Les mourants et les endeuillés aujourd’hui. Qui se souvient d’Antigone ?

 

par Alain de Broca (9 avril)

Alain de Broca MD, PhD

Les mourants et les endeuillés aujourd’hui. Qui se souvient d’Antigone ?

(texte édité par son auteur le 11 avril)

 

Auteur Alain de Broca MD, PhD

Le monde est endolori par la pandémie liée à un virus muté d’un animal et passé à l’homme. 
Le monde est pris en tenaille par ce virus inconnu de l’humain qui n’a donc aucune  protection immunitaire vis à vis  de lui. Le risque est que du fait de sa contagiosité et sa virulence grave (mais pas terrible comme Ebola) nous sommes face à une pandémie avec une mortalité importante des populations fragilisées les comorbidités que notre médecine du 20ème siècle nous permettait d’équilibrer (antibiotiques, hormones, thérapie génique, etc)  et donc de vivre au mieux  au point que la mort pouvait être repoussée toujours plus loin, c'est à dire  toujours au-delà de notre propre pensée.
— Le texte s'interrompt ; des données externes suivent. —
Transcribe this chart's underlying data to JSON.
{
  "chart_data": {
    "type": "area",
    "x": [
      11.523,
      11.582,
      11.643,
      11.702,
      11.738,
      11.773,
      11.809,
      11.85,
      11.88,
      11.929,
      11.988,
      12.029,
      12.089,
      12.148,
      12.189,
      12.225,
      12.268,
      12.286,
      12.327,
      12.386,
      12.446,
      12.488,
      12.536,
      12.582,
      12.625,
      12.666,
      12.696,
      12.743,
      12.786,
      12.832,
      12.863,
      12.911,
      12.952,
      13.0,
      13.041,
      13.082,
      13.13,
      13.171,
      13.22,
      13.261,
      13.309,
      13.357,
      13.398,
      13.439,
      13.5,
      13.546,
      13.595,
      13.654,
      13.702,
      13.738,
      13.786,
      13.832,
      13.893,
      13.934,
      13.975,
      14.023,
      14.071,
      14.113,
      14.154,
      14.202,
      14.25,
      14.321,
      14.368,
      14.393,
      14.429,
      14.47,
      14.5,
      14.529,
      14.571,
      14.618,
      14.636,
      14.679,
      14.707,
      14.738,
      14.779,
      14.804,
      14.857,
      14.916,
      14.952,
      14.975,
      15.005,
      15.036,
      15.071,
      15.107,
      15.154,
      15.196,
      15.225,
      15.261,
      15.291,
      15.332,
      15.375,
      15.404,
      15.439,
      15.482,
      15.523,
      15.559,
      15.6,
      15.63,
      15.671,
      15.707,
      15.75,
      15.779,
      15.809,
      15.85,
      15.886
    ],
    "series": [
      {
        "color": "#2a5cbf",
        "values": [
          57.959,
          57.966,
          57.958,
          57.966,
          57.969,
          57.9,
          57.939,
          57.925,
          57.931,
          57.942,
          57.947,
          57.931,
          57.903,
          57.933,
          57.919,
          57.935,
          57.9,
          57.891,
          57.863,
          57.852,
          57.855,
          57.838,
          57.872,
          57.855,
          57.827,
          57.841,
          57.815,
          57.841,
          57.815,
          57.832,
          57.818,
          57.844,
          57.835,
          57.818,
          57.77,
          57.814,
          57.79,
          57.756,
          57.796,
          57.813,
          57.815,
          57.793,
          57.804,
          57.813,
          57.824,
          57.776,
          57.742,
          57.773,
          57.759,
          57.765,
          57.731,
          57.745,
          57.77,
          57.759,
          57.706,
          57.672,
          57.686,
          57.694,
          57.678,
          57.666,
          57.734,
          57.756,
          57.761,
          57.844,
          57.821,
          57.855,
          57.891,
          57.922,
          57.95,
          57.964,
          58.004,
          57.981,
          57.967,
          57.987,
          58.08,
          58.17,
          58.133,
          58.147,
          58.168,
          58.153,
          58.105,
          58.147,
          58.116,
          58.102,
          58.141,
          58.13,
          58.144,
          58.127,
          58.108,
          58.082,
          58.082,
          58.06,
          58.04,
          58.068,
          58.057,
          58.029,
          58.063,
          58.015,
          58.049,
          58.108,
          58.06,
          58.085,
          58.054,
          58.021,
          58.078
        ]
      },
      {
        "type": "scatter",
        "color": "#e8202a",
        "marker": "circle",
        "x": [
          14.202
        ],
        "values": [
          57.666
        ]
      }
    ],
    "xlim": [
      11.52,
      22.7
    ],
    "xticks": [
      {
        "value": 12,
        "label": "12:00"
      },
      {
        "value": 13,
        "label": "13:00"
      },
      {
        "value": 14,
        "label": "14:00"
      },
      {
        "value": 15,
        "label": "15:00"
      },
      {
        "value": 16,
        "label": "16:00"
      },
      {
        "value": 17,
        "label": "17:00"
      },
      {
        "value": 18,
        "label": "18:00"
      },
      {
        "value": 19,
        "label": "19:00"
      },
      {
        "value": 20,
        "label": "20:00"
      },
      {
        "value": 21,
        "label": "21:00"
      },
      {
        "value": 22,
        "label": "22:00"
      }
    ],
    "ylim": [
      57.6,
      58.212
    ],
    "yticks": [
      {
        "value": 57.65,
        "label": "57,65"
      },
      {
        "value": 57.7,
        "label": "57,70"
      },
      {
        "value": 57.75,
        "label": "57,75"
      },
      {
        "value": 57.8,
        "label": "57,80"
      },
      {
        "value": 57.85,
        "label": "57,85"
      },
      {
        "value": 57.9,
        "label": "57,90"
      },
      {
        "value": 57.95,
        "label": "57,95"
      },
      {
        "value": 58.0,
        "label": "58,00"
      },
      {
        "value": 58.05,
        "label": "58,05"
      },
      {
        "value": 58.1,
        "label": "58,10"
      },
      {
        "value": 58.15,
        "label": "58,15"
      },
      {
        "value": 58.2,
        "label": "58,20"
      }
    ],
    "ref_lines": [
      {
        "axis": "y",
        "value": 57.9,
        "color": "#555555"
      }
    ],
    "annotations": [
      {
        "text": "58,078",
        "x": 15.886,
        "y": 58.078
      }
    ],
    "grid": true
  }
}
Le risque de diffusion du virus  est mondial puisque l’humanité n’avait jamais été en contact avec ce virus. Par chance,  les constatations depuis trois mois montrent que le virus n’est pas très actif sur les enfants, sur les femmes enceintes et sur leurs fœtus, qu’il est asymptomatiques pour nombre de personnes (impossible a bien connaitre du fait d’une absence de possibilité de dépister les personnes en contact avec d’autres personnes atteintes elles de cov19), qu’il est associé à un symptôme grippal dans de nombreux cas et de pathologies respiratoires graves dans quelques pour cent. Cette pathologie respiratoire est lie à une réaction secondaire du corps, après la première phase de la diffusion du virus. Une sorte de rash inflammatoire qui peut être si grave qu’il entraîne une obligation de recevoir un soutien réanimatoire. Grâce aux techniques actuelles de soutien respiratoire en amont de réanimation (service clinique) comme ceux de la réanimation (jusqu’à la circulation extra corporelle), la mortalité est canalisée à des taux maximum de 4 % parmi les personnes connues pour être atteints de cov19 dans notre pays riche, ce qui est par chance moindre que le taux global puisqu’on dit que le taux  est de « une personne dépistée pour 5 à 20 non connue mais atteinte ».

Comment réagir pour empêcher la diffusion du virus ? La non contagiosité est possible si on se préserve particulièrement  des secrétions excrétées  par la respiration des personnes malades de cov19 et par non contact avec lui.   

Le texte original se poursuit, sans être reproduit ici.